Author: Charles Manning Date: To: yaffs Subject: Re: [Yaffs] File corruption - read and write problems
On Wednesday 23 November 2011 11:36:00 William Juul wrote: > Hello, we have been using yaffs on a PPC running linux for several years.
> We have multiple boards and a complete install base of tens of thousands.
> And in our QA lab we have several hundred devices that are upgraded several
> times an hour 24/7.
>
> We are currently on kernel 3.0.4/3.0.7 and yaffs as of august 15th.
>
> So far so good, and thanks by the way :-)
>
> Now for the problem.
>
> We do from time to time (read seldom), experience file corruption. To try
> and find out of this I have written a utility that I can use to analyze a
> yaffs image we have "dd'ed" from the NAND.
>
> At least one occurence had a missing chunk (chunkid going from 51 to 53,
> skipping 52) in the middle of a large file (several MB). The missing chunk
> was in the middle of a sequence of chunks in the middle of a block (as seen
> on the physical NAND). The missing chunk could not be found anywhere on the
> flash. Not even when looking for OOB data with several bit errors.
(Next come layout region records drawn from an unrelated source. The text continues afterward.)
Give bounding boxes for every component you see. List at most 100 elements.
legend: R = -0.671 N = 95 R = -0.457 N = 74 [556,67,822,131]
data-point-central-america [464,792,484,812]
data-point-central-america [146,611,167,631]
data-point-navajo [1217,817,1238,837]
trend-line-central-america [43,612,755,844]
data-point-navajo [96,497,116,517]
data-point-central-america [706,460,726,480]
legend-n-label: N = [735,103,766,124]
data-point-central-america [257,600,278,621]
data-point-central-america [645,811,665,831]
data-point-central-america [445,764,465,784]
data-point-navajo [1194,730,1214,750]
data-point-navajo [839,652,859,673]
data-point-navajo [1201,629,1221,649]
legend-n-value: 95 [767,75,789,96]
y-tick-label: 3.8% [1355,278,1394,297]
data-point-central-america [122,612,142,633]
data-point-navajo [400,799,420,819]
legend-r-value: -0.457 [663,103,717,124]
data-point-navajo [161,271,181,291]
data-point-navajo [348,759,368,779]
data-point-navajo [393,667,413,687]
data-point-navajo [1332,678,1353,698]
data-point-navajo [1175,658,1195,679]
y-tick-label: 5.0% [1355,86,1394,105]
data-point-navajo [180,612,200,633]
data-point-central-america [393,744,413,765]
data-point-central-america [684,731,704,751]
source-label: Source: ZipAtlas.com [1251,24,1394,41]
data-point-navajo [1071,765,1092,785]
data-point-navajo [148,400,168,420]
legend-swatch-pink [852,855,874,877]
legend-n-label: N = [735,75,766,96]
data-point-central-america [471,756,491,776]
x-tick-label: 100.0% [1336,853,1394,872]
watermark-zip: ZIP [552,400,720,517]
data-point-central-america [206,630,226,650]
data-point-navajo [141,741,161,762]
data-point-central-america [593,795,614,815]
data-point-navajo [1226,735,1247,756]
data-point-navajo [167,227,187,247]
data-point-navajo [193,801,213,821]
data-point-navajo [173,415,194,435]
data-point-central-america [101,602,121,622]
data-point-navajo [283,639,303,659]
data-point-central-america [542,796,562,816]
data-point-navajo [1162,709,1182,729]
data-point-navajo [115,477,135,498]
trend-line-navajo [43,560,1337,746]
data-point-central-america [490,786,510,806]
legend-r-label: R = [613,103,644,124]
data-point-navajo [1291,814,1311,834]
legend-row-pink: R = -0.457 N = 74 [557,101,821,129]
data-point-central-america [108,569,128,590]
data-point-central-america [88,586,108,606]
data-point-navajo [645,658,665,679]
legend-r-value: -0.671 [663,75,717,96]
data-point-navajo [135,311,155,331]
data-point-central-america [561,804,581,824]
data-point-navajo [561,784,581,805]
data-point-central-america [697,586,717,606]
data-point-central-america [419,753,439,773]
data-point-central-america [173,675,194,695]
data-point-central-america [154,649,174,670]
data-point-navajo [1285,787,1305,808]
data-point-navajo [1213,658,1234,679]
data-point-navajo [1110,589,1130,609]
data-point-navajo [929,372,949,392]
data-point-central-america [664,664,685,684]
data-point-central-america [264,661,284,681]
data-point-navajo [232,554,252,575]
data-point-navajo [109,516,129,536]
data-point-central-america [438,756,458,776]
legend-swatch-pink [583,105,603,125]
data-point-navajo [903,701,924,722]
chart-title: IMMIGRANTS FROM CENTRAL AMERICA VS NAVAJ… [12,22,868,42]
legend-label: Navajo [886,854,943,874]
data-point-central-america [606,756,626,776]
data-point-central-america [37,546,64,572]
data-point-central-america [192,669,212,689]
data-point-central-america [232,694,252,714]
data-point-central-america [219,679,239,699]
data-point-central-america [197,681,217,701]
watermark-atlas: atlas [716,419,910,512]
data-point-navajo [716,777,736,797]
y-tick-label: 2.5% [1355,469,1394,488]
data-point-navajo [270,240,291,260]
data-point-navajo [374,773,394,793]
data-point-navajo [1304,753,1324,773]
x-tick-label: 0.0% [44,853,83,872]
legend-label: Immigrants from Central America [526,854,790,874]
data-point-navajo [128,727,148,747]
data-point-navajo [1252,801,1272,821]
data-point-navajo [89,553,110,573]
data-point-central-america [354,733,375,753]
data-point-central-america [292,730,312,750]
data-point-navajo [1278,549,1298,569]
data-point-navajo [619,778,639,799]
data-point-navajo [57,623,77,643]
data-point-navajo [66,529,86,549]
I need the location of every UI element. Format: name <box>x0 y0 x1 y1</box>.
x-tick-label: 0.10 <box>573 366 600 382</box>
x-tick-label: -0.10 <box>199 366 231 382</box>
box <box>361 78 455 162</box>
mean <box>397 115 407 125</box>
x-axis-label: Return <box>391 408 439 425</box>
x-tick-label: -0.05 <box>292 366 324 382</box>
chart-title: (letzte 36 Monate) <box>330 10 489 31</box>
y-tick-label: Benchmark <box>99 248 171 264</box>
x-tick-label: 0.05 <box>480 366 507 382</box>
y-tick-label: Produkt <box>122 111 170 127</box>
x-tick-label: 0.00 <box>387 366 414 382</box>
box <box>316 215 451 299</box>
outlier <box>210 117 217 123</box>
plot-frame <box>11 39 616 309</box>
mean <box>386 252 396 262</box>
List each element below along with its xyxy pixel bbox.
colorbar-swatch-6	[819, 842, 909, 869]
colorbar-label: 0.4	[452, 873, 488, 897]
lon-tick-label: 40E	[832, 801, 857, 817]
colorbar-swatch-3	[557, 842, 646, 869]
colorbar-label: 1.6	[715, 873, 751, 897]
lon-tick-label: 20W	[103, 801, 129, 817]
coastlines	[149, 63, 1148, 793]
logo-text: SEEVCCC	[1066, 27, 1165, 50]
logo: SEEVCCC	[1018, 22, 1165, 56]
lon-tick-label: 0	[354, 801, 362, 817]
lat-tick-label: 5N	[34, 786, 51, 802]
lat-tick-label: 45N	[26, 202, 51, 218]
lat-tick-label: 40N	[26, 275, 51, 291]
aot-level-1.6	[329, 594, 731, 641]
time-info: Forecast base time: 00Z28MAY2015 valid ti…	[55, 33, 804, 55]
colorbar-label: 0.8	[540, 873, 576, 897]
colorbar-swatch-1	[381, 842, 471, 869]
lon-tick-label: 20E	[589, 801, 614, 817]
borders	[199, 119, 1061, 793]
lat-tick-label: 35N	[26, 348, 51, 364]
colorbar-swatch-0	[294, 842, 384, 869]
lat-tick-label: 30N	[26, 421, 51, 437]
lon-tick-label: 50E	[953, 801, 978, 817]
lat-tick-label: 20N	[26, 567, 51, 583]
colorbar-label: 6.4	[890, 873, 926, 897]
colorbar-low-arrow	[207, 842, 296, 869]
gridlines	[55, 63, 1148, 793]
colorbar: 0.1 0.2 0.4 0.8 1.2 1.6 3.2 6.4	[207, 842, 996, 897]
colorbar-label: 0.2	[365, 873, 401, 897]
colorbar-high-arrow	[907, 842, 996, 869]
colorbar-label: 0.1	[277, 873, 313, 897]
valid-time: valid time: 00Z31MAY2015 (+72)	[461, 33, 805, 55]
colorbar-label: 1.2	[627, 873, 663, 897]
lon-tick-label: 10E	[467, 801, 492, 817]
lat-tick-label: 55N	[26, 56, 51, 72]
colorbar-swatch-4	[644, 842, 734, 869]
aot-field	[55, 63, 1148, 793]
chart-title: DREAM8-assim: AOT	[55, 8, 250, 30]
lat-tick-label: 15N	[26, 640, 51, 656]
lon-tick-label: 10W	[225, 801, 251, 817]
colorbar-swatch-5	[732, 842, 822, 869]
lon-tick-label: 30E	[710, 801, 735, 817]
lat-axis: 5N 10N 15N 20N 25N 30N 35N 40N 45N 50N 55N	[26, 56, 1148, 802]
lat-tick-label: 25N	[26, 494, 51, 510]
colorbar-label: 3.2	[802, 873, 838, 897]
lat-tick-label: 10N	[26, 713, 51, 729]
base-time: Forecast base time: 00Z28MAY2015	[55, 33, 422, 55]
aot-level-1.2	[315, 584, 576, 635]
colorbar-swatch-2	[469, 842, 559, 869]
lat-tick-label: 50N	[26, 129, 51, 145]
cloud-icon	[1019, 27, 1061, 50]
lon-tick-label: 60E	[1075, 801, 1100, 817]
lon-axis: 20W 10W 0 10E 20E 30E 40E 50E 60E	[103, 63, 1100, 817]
> From the linux file system point of view, the file has correct size, but
> when read the missing chunk has its data replaced with all zeroes. There is
> no error or warning during read of this file.
>
> After some code inspection I can explain what happens during read:
> in "yaffs_rd_data_obj(...)" there is a comment saying "get sane (zero)
> data if you read a hole" followed by a memset(buffer,
> 0, in->my_dev->data_bytes_per_chunk);
> "yaffs_rd_data_obj(...)" returns 0 when this error occurs, but the return
> value from this function is never used or checked.
>
> I would have thought that yaffs should have notified the user of this error
> in such a way that the user read() resulted in EIO.
> Why is it not so?
yaffs does not write the holes in files with zeros.
eg consider the following sequence:
write 1MB of data
seek to 2MB
write 1MB of data
You will have a 3MB file of which there is only 2 MB or actual data and there
is a 1MB hole in the middle.
Since yaffs does not record holes, it cannot tell the difference between a
missing page due to some error or a valid hole. It therefore does not report
EIO.
>
> I still do not understand what happens during write, and as I stated this
> happens very seldom. It can be due to a hard to trigger bug in HW, the
> driver, MTD or Yaffs; or any combination of these alternatives.
> Have anyone else experienced anything similar?
> Do you have any suggestions on how to debug this further or how to work
> around this?
This sounds pretty strange and I I was to guess I would say it is most likely
due to some problem in the driver.
> As it happens, it seems most/all of these (few) occurences happen during
> upgrade of our application (which is fair due to our use case), so we can
> to some degree work around it by verifying the checksum of each file after
> installation and rewrite if necessary. But I would really like a cleaner
> solution.
Verification of files during an upgrade is always a good idea.
I would also recommend that you drop the cache before you verify so that you
verify against the flash and not what is in the VFS cache.